The year of our Lord, 2005, was a weird year. Star Wars Episode III was released. Daniel Powter had a “Bad Day,” and 50-Cent went to the “Candy Shop.” In Western Nebraska, two comic book nerds, Christopher Lawton and Mathew D. Rhys, decided that they were tired of trying to convince other comic book companies to publish their stories. Instead, they decided to publish their own. After all, how hard could it be? Keep in mind that they made both this observation and decision at two or three in the morning, at an all-night diner, after many, many cups of coffee. Plus, as previously stated, 2005 was a weird time.
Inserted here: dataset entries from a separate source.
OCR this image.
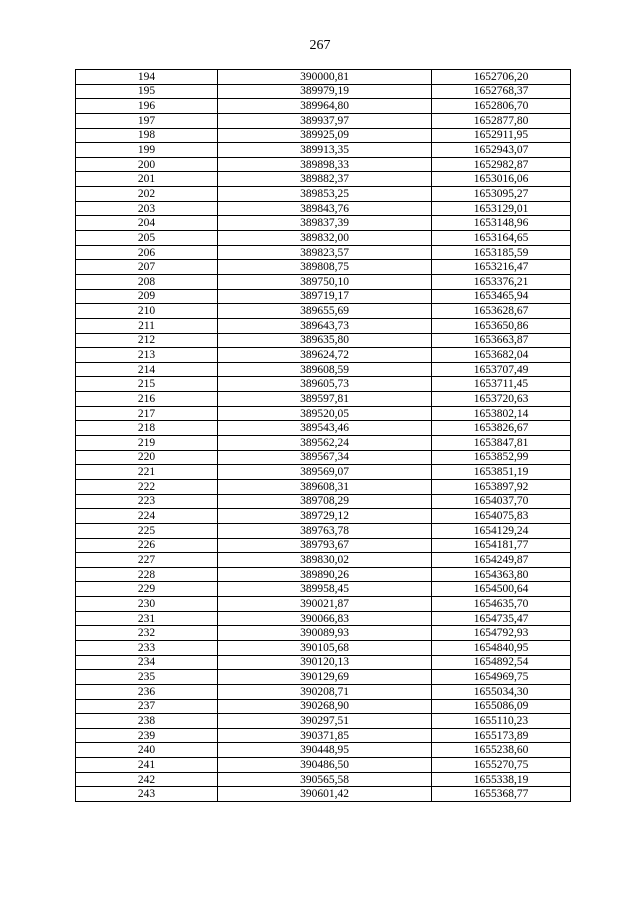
267
194	390000,81	1652706,20
195	389979,19	1652768,37
196	389964,80	1652806,70
197	389937,97	1652877,80
198	389925,09	1652911,95
199	389913,35	1652943,07
200	389898,33	1652982,87
201	389882,37	1653016,06
202	389853,25	1653095,27
203	389843,76	1653129,01
204	389837,39	1653148,96
205	389832,00	1653164,65
206	389823,57	1653185,59
207	389808,75	1653216,47
208	389750,10	1653376,21
209	389719,17	1653465,94
210	389655,69	1653628,67
211	389643,73	1653650,86
212	389635,80	1653663,87
213	389624,72	1653682,04
214	389608,59	1653707,49
215	389605,73	1653711,45
216	389597,81	1653720,63
217	389520,05	1653802,14
218	389543,46	1653826,67
219	389562,24	1653847,81
220	389567,34	1653852,99
221	389569,07	1653851,19
222	389608,31	1653897,92
223	389708,29	1654037,70
224	389729,12	1654075,83
225	389763,78	1654129,24
226	389793,67	1654181,77
227	389830,02	1654249,87
228	389890,26	1654363,80
229	389958,45	1654500,64
230	390021,87	1654635,70
231	390066,83	1654735,47
232	390089,93	1654792,93
233	390105,68	1654840,95
234	390120,13	1654892,54
235	390129,69	1654969,75
236	390208,71	1655034,30
237	390268,90	1655086,09
238	390297,51	1655110,23
239	390371,85	1655173,89
240	390448,95	1655238,60
241	390486,50	1655270,75
242	390565,58	1655338,19
243	390601,42	1655368,77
We called our new company Ideal Comics, and our philosophy was simple: we wanted to make the types of comic books we grew up reading. We cut our teeth on Denny O’Neil’s Batmanand Chris Claremont’s X-Men, and as we started reading older stories from the 60s and 70s, we fell in love with how those stories contributed to the rich history we were enjoying every month. Characters did not exist in a vacuum. Their choices affected their world, and the changes in their world affected them. Modern stories referred back to stories from 10, 20, even 30 years ago, and if you wanted to know more about that story, you had to go dig that issue out of the long boxes. It. Was. Awesome.
Unfortunately, in recent years, this style of story has fallen to the wayside. While there remains a type of continuity in modern comics, many editors and creators play fast and loose with it, leading to some of this rich history being ignored and sometimes forgotten. We think this is really sad, and we don’t believe we’re alone in that.
We believe that a lot of comic book fans miss these classic stories, and that’s why we think a company like Ideal Comics is so important. We love the rich worlds created by those classic stories, and right now, modern comics don’t seem to want to offer that. Now, we aren’t bitter about the industry, and we don’t go online to whine and moan about Marvel and DC “ruining” our hobby. We still buy, and collect, and read, and love comics. We just think that there is also a place in this modern era for the kinds of stories, and the kinds of worlds, we fell in love with as kids. And we believe that Ideal Comics can fit that place nicely.